Gwenda raised her head.
"You know, Molly, that that isn't true."
"I said if. I suppose you think you had your chance, then?"
"I don't think anything. Except that I've got to go."
"You haven't. You're going to stay for dinner now you're here."
"I can't, really, Mary."
But Mary was obstinate. Whether her sister stayed or went she made it hard for her. She kept it up on the stairs and at the door and at the garden gate.
"Perhaps you'll come some night when Steven's here. You know he's always glad to see you."
The sting of it was in Mary's watching eyes. For, when you came to think of it, there was nothing else she could very well have said.
LXI
That year, when spring warmed into summer, Gwenda's strength went from her.
She was always tired. She fought with her fatigue and got the better of it, but in a week or two it returned. Rowcliffe told her to rest and she rested, for a day or two, lying on the couch in the dining-room where Ally used to lie, and when she felt better she crawled out on to the moor and lay there.
One day she said to herself, "There's Ally. I'll go and see how she's getting on."
She dragged herself up the hill to Upthorne.
It was a day of heat and hidden sunlight. The moor and the marshes were drenched in the gray June mist. The hillside wore soft vapor like a cloak hiding its nakedness.
At the top of the Three Fields the nave of the old barn showed as if lifted up and withdrawn into the distance. But it was no longer solitary. The thorn-tree beside it had burst into white flower; it shimmered far-off under the mist in the dim green field, like a magic thing, half-hidden and about to disappear, remaining only for the hour of its enchantment.
It gave her the same subtle and mysterious joy that she had had on the night she and Rowcliffe walked together and saw the thorn-trees on Greffington Edge white under the hidden moon.
The gray Farm-house was changed, for Jim Greatorex had got on. He had built himself another granary on the north side of the mistal. He built it long and low, of hewn stone, with a corrugated iron roof.
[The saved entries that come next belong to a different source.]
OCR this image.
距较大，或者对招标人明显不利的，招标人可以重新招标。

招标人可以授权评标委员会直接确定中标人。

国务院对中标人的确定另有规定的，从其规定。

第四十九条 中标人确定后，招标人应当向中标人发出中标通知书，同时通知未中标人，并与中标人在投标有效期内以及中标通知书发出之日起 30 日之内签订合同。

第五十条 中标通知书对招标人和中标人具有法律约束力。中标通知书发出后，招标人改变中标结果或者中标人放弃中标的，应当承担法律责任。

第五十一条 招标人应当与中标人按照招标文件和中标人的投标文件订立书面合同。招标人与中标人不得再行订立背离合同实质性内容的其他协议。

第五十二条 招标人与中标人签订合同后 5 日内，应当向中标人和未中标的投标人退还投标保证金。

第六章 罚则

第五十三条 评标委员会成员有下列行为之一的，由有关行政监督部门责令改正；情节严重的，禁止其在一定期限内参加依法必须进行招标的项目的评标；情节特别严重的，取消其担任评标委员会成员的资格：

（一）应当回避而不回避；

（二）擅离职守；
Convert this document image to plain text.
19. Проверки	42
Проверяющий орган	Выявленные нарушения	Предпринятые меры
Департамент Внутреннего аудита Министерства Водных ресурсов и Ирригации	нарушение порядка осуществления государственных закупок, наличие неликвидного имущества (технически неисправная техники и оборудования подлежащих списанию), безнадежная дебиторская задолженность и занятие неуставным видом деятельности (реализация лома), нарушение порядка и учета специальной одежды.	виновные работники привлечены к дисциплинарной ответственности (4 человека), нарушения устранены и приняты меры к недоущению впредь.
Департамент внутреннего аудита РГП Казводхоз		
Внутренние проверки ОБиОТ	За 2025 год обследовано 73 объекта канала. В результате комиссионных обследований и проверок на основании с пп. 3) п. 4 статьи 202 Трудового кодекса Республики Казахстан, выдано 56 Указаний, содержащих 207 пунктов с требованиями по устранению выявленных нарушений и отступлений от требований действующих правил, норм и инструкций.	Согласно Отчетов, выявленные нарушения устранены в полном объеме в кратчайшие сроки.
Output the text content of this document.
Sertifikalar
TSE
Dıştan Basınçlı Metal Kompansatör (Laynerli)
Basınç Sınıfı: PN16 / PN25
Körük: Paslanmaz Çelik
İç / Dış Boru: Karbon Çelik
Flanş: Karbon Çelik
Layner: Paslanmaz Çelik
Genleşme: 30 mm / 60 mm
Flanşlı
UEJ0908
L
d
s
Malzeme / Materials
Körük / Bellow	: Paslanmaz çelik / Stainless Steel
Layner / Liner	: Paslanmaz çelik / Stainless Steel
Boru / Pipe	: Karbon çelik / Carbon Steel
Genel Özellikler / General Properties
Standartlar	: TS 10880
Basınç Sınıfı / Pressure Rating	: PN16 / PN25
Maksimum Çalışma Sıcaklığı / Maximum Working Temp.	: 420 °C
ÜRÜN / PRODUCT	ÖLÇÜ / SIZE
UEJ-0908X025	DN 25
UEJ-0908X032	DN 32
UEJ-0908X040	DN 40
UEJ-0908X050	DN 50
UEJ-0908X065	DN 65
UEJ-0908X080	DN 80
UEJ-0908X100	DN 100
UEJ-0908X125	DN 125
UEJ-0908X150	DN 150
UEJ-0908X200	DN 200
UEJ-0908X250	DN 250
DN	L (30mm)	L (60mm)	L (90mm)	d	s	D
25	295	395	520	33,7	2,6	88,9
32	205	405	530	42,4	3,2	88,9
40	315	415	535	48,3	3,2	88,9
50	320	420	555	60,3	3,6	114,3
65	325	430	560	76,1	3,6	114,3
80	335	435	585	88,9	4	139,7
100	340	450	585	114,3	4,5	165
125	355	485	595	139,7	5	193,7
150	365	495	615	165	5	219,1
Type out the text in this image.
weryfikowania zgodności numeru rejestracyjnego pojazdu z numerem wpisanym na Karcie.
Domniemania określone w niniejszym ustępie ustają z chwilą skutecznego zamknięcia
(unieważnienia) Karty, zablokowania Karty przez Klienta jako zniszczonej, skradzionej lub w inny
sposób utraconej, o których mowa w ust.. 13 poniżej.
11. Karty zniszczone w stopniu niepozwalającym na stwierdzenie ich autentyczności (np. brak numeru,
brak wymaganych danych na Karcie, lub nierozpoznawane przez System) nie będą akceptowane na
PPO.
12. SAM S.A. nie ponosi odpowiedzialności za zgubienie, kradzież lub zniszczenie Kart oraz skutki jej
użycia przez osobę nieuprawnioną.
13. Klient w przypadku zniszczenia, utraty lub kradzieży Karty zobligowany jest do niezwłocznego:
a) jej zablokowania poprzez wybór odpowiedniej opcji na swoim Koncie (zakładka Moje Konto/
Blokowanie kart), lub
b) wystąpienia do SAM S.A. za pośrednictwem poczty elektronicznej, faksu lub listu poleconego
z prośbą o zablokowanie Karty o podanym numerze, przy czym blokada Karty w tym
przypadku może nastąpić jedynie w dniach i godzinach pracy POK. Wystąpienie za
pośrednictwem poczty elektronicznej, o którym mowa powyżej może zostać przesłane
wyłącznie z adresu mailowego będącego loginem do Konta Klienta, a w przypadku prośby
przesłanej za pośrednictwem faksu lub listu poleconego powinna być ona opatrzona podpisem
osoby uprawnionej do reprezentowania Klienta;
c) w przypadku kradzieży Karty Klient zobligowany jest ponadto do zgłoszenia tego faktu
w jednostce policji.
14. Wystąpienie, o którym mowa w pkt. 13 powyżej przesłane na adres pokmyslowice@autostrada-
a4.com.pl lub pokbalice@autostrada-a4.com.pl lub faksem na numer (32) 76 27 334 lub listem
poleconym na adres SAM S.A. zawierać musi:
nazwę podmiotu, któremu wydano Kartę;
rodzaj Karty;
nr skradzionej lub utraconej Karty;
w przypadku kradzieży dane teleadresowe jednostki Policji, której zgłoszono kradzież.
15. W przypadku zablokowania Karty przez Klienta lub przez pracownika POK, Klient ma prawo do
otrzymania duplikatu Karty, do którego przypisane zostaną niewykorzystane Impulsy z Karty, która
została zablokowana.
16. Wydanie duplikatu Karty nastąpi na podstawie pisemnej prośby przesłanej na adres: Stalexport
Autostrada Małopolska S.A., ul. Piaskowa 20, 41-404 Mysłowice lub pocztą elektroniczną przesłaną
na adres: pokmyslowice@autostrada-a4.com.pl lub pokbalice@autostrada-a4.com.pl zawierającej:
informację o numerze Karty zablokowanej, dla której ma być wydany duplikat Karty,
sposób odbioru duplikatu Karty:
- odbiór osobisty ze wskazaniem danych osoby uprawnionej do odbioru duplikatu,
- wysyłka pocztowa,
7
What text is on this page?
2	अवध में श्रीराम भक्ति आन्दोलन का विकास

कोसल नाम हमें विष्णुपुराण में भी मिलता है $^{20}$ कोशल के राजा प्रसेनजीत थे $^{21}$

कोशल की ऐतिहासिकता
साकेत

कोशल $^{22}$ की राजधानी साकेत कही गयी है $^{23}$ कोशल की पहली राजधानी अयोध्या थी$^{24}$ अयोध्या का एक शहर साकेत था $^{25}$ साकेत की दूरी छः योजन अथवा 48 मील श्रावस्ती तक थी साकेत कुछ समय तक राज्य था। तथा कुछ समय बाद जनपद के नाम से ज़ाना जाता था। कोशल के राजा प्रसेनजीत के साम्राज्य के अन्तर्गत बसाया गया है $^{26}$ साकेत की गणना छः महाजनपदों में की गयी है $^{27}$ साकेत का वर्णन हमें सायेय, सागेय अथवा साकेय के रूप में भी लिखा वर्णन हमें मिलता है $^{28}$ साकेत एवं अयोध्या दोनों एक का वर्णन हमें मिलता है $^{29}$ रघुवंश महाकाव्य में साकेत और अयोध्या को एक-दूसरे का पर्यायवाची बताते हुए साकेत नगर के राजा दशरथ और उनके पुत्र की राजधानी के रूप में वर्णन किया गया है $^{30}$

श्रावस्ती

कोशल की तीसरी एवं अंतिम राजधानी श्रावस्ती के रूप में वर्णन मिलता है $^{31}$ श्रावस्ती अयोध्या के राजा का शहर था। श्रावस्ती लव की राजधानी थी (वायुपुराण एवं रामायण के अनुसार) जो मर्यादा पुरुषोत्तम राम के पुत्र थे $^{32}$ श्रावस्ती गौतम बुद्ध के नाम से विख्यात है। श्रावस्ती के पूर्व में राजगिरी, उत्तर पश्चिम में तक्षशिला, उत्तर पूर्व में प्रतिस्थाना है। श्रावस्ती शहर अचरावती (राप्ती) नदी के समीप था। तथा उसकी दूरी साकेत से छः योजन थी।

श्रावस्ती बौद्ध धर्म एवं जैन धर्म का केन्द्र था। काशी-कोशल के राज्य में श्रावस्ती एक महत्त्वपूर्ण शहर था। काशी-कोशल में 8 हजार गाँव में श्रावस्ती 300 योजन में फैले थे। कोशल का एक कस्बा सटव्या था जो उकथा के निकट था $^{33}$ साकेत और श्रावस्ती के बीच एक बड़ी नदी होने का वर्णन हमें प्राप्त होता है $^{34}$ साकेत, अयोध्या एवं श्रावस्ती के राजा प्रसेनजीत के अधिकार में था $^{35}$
And he had made himself two fine new rooms, a dining-room and a nursery, one above the other, within the blind walls of the house where the old granary had been. The walls were blind no longer, for he had knocked four large windows out of them. And it was as if one-half of the house were awake and staring while the other half, in its old and alien beauty, dozed and dreamed under its scowling mullions.
As Gwenda came to it she wondered how the Farm could ever have seemed sinister and ghost-haunted; it had become so entirely the place of happy life.